A hacker known as “CoreInjection” has claimed responsibility for breaching the systems of Check Point, an Israeli cybersecurity firm, asserting that they have gained access to sensitive internal information and network infrastructure. This announcement was made on Breach Forums on March 30, 2025, where CoreInjection offered to sell the stolen data for 5 Bitcoin, equivalent to approximately $434,570. The hacker stated that this price is non-negotiable and that payments will only be accepted in cryptocurrency, directing interested parties to contact them via the TOX messaging platform.
The hacker’s listing indicated that the compromised data includes a variety of sensitive materials. This comprises internal project documentation, user credentials in both hashed and plaintext formats, internal network maps alongside architecture diagrams, source code and compiled binaries of proprietary applications, as well as employee contact information, which includes phone numbers and email addresses.
In response to these claims, Check Point has strongly denied that any significant breach has occurred, describing the situation as related to an “old, known and very pinpointed event” that impacted a limited number of entities and did not penetrate their core systems. The company stated that this issue was resolved months ago, asserting that it does not correspond to the information detailed in CoreInjection’s forum post. According to Check Point, there was no real threat posed to its customers or infrastructure, clarifying that the affected portal did not involve sensitive production environments.
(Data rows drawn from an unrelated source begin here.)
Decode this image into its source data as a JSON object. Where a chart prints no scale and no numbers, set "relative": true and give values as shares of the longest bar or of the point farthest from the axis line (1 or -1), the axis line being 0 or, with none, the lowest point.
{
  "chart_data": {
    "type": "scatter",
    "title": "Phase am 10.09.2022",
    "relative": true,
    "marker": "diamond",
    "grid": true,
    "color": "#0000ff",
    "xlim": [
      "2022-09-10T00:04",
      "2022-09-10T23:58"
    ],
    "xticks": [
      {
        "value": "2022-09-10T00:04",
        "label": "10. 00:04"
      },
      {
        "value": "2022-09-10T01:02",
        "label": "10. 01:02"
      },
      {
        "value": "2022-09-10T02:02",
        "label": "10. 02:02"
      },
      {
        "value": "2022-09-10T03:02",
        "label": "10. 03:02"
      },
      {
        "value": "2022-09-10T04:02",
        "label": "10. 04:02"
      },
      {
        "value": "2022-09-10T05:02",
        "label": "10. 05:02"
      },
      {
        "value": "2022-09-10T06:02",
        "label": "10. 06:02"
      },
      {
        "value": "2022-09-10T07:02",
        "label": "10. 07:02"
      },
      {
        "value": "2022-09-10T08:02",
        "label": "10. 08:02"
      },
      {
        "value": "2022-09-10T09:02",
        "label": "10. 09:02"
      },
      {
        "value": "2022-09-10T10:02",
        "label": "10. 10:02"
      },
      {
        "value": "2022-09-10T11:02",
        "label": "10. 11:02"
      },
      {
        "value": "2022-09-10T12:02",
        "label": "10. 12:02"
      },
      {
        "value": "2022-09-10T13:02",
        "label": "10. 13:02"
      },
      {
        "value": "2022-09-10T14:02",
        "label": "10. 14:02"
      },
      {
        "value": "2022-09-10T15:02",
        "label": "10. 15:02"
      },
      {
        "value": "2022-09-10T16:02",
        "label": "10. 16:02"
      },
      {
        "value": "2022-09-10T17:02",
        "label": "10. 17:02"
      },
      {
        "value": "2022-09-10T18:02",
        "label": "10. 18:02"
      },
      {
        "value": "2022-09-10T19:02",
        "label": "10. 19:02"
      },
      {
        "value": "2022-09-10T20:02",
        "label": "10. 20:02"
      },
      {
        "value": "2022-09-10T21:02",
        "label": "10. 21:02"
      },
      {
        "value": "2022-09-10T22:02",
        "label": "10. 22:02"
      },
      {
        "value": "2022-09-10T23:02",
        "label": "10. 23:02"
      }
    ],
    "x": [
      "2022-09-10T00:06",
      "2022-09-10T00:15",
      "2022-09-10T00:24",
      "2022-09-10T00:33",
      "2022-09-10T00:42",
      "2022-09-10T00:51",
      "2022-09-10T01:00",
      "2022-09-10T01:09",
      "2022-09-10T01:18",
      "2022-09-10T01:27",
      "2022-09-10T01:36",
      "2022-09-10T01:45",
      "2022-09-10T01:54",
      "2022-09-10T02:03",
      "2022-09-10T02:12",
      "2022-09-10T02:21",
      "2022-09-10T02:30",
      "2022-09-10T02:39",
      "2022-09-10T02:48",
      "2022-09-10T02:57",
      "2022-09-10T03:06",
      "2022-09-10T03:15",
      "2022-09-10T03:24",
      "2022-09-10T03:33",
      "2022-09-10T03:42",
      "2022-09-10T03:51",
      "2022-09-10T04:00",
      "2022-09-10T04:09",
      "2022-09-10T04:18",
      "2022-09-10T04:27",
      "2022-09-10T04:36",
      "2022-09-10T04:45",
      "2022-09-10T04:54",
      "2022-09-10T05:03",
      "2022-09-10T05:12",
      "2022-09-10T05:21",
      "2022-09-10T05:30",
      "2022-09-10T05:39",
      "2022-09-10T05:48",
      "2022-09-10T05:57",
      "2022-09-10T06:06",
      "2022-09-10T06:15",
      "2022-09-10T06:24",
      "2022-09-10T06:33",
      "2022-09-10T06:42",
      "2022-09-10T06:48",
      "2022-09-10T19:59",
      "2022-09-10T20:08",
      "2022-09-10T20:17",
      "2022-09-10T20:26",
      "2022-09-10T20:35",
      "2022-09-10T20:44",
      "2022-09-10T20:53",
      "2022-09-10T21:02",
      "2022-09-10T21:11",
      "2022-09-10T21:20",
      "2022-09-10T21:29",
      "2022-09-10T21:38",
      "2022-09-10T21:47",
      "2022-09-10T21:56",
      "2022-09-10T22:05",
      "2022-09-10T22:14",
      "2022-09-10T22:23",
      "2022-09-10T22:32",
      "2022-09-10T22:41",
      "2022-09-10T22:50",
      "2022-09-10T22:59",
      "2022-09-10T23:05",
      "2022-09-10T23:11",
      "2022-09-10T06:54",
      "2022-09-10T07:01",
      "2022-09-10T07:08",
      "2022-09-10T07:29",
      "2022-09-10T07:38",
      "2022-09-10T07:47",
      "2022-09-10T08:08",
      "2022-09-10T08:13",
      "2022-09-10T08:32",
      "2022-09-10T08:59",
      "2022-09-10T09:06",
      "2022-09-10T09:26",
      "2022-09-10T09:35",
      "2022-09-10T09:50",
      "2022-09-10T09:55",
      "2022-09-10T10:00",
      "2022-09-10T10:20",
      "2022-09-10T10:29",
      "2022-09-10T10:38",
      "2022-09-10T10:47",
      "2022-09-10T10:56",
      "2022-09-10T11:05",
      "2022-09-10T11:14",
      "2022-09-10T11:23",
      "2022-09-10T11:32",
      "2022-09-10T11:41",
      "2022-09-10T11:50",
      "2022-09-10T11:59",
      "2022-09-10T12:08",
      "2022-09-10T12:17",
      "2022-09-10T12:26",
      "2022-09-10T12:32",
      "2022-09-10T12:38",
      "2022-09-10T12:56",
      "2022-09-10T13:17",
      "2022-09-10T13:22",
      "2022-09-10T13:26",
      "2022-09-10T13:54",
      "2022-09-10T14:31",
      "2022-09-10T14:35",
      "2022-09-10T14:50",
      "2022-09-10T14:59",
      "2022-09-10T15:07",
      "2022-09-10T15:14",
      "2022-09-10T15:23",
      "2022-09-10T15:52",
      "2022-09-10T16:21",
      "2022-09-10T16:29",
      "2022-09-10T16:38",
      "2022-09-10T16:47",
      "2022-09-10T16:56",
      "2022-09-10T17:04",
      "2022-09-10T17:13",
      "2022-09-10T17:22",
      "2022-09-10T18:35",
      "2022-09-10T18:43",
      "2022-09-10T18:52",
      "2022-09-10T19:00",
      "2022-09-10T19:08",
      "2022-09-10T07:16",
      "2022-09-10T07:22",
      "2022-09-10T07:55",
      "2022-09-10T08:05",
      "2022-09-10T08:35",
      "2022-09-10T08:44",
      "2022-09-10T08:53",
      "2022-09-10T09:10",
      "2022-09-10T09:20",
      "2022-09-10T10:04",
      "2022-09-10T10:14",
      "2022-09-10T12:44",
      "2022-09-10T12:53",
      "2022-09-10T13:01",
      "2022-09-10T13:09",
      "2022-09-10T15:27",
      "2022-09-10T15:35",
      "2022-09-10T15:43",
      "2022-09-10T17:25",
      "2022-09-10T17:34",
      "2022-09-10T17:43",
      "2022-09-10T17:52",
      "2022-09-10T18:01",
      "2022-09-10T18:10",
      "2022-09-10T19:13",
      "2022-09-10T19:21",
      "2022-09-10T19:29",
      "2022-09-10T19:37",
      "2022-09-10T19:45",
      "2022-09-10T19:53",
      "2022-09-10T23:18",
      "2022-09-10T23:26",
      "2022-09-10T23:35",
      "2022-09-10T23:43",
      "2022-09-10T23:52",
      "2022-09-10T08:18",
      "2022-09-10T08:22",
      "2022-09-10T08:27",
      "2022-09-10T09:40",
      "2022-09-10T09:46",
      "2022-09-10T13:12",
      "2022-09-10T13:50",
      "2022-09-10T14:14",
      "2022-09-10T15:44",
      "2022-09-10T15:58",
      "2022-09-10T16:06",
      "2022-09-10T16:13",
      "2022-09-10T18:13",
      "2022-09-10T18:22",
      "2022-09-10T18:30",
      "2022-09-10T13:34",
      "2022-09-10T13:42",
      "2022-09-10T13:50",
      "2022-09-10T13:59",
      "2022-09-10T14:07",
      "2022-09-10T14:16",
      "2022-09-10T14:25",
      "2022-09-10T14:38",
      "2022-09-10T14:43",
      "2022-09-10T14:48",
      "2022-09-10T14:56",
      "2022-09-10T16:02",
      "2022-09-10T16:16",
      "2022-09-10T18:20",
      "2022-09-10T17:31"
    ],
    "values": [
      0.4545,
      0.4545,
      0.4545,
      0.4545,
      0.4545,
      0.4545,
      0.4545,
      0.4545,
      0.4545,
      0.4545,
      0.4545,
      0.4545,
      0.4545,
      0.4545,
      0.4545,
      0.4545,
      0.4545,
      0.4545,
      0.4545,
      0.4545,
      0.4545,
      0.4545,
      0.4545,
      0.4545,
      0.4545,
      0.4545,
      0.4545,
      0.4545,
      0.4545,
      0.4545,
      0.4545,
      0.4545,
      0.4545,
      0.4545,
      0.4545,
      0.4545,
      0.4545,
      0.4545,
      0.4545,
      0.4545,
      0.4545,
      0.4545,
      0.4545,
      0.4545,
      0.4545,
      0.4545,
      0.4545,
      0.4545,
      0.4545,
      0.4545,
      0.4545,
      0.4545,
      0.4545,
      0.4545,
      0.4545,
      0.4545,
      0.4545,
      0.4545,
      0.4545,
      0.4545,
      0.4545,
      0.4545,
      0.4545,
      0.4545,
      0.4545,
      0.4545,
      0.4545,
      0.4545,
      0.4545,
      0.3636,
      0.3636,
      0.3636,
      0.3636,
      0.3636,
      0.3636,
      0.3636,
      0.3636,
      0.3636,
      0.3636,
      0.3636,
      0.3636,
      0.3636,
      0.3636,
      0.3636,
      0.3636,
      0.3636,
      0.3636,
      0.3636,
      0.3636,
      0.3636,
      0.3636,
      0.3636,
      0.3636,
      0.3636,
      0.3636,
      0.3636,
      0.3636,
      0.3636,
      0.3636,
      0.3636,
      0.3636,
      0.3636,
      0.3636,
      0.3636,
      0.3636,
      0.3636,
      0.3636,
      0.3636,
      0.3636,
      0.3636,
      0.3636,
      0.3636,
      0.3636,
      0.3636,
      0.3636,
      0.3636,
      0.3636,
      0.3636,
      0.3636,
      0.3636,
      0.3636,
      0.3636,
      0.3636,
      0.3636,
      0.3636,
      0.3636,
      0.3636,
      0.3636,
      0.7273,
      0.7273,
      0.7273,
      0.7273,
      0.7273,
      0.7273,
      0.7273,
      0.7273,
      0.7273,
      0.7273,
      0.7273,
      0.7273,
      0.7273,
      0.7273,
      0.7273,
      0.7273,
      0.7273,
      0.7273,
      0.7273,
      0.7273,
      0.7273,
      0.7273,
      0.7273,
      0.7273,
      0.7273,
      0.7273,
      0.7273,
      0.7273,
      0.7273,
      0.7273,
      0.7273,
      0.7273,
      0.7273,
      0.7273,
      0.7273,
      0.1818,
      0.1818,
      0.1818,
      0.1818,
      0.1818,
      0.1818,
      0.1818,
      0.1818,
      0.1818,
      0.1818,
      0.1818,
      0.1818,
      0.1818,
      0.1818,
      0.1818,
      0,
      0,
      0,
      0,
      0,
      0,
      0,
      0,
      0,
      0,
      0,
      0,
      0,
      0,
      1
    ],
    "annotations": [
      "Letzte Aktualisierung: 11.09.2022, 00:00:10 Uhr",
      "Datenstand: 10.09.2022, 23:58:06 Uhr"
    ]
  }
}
CoreInjection, a relatively new participant in the cybercrime landscape, has quickly gained notoriety for targeting critical infrastructure in Israel. Their initial post on Breach Forums dates back to March 15, 2025, offering access to various companies, including a U.S.-based industrial firm for a hefty sum of $100,000. A pattern has emerged where the hacker appears particularly focused on Israeli entities, as evidenced by their subsequent listings targeting Israeli firms.
Notably, CoreInjection’s claims for access to an Israeli international car company’s network, for $50,000, suggest they could gain substantial control over the company’s infrastructure. A later offering for access to a prominent digital screen company’s central server—priced at $100,000—raises alarms among cybersecurity professionals. Such access would enable real-time control over public display systems, potentially mirroring past attacks by groups linked to Iranian and Palestinian hackers, who have targeted public-facing screens for political messaging.
The sequence of CoreInjection’s posts indicates a targeted campaign aiming at critical infrastructure sectors, with high-value data as the objective. Their activities demand scrutiny within both underground forums and the cybersecurity field, particularly given the unique focus on Israeli infrastructure.
Despite Check Point’s reassurances, CoreInjection’s detailed inventory of alleged stolen items poses significant concerns. The presence of internal network diagrams and plaintext credentials suggests a level of access that hinges on security vulnerabilities not fully disclosed by Check Point. Unanswered questions remain, such as why this previously reported incident was not made public at the time of occurrence. Transparency is crucial for a cybersecurity vendor of Check Point’s stature, reminiscent of wider industry vulnerabilities.
As the cybercriminal landscape evolves, recent events highlight the urgency for vigilance, especially since cybercriminals increasingly target cybersecurity vendors themselves. The claims made by CoreInjection illustrate that even those dedicated to cybersecurity are not invulnerable, underscoring the necessity for continued vigilance in safeguarding sensitive data and infrastructure.
From a tactical perspective, techniques within the MITRE ATT&CK framework applicable to this investigation may include initial access methods such as exploiting vulnerabilities, credential dumping, and lateral movement within networks. Given the nature of the data claimed to be compromised, further analysis is essential to ascertain the precise methods exploited by the attackers. This incident compels business owners to scrutinize their cybersecurity robustness continually and adapt to the evolving threat landscape.